Strategic tension to sit with:
- Common assumption: AI improves customer experience mainly through faster and more personalised responses.
- Contrasting reality: The bigger win is often fewer contradictions across the journey.
- Strategic implication: Brands that unify context will feel “smaller” and more coherent, even as they scale.
Yamamoto’s background also hints at why Veeam would make this organisational move now. She most recently served as chief integrated customer growth officer at Freshworks, overseeing AI-powered customer and employee experience across marketing, sales, customer success, and support. Earlier, she held senior roles at F5 and Marketo, including president prior to Marketo’s acquisition by Adobe and later general manager of the Marketo business. The pattern is less about a single channel and more about lifecycle cohesion.
Strategic observation: The fastest-growing brands will treat AI as a journey layer, not a campaign layer.
What marketers should know about marketing-led AI customer strategy
Marketing-led AI customer strategy is essentially a bet that “experience consistency” is a competitive lever, and that brand trust is built through the cumulative logic of interactions.
1. A new kind of marketing KPI is emerging: interaction continuity
If each engagement is meant to build on the last, marketers should push for metrics that capture repetition, handoff quality, and time-to-resolution, not just top-of-funnel volume.
2. Customer AI will expose data governance gaps faster than any campaign
Veeam explicitly tied its approach to data value and security.
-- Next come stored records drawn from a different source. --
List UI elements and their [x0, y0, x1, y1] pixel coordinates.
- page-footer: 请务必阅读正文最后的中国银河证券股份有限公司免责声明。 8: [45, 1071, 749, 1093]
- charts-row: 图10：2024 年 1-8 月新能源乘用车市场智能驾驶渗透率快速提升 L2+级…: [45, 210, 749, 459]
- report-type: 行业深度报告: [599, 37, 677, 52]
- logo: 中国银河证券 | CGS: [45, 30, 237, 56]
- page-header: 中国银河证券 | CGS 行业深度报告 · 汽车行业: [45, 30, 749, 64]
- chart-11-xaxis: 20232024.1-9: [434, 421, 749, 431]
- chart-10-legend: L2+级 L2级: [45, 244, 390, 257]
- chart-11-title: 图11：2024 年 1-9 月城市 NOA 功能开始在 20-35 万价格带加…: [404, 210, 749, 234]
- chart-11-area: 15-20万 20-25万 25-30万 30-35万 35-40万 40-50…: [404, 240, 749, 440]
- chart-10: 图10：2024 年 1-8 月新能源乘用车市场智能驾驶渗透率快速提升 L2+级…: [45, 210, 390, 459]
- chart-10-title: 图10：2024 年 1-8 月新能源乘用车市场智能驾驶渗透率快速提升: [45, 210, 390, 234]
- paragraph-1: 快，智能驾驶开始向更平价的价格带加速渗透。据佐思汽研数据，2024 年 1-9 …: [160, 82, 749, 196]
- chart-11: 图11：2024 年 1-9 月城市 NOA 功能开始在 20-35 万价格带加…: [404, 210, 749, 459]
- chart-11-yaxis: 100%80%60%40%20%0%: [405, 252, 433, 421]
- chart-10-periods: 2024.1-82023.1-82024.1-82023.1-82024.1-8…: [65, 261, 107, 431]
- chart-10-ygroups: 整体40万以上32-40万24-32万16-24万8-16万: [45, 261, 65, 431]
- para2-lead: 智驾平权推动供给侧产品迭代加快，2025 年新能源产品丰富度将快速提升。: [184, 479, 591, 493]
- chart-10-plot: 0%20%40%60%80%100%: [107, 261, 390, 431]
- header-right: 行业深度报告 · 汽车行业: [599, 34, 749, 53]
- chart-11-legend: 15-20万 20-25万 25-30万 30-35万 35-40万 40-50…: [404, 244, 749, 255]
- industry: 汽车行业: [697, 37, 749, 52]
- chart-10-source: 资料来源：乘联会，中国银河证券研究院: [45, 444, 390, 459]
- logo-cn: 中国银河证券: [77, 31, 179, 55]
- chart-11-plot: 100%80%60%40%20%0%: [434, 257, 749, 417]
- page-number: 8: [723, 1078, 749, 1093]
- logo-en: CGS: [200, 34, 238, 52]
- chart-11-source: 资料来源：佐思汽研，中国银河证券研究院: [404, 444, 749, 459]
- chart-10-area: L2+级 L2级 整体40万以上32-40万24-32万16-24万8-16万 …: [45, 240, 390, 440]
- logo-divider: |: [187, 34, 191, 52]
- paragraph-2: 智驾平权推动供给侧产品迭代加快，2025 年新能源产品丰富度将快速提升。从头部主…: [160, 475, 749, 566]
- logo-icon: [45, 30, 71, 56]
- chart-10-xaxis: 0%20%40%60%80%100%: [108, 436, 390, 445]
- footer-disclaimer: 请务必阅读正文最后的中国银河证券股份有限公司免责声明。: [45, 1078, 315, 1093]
That is a signal to marketers: if the data foundation is unclear or inconsistent, AI will amplify that inconsistency at scale.
3. “One trusted platform” is as much a positioning claim as a workflow requirement
Yamamoto’s framing blends brand narrative with operational reality. Marketers should treat platform coherence as part of the story customers test in day-to-day interactions.
4. Cross-functional leadership is becoming a prerequisite, not a nice-to-have
The role design and Eswaran’s rationale both point to a need for leaders who can connect brand, demand, customer success, and support. AI makes those boundaries visible to customers, which means internal silos become external experience problems.
The deeper shift is that AI experience work is moving upstream. It starts earlier than customer support automation and later than brand campaigns. It lives in the connective tissue: how an organisation remembers, responds, and stays consistent.
As more companies embed AI into customer-facing processes, “trust” will be shaped by coherence, not claims. The brands that win will not be the ones with the most AI features, but the ones whose interactions feel aligned across the entire relationship.
That is why this appointment matters as a marketing signal. It suggests Veeam is treating customer AI as a strategic layer of go-to-market, not a downstream enablement project.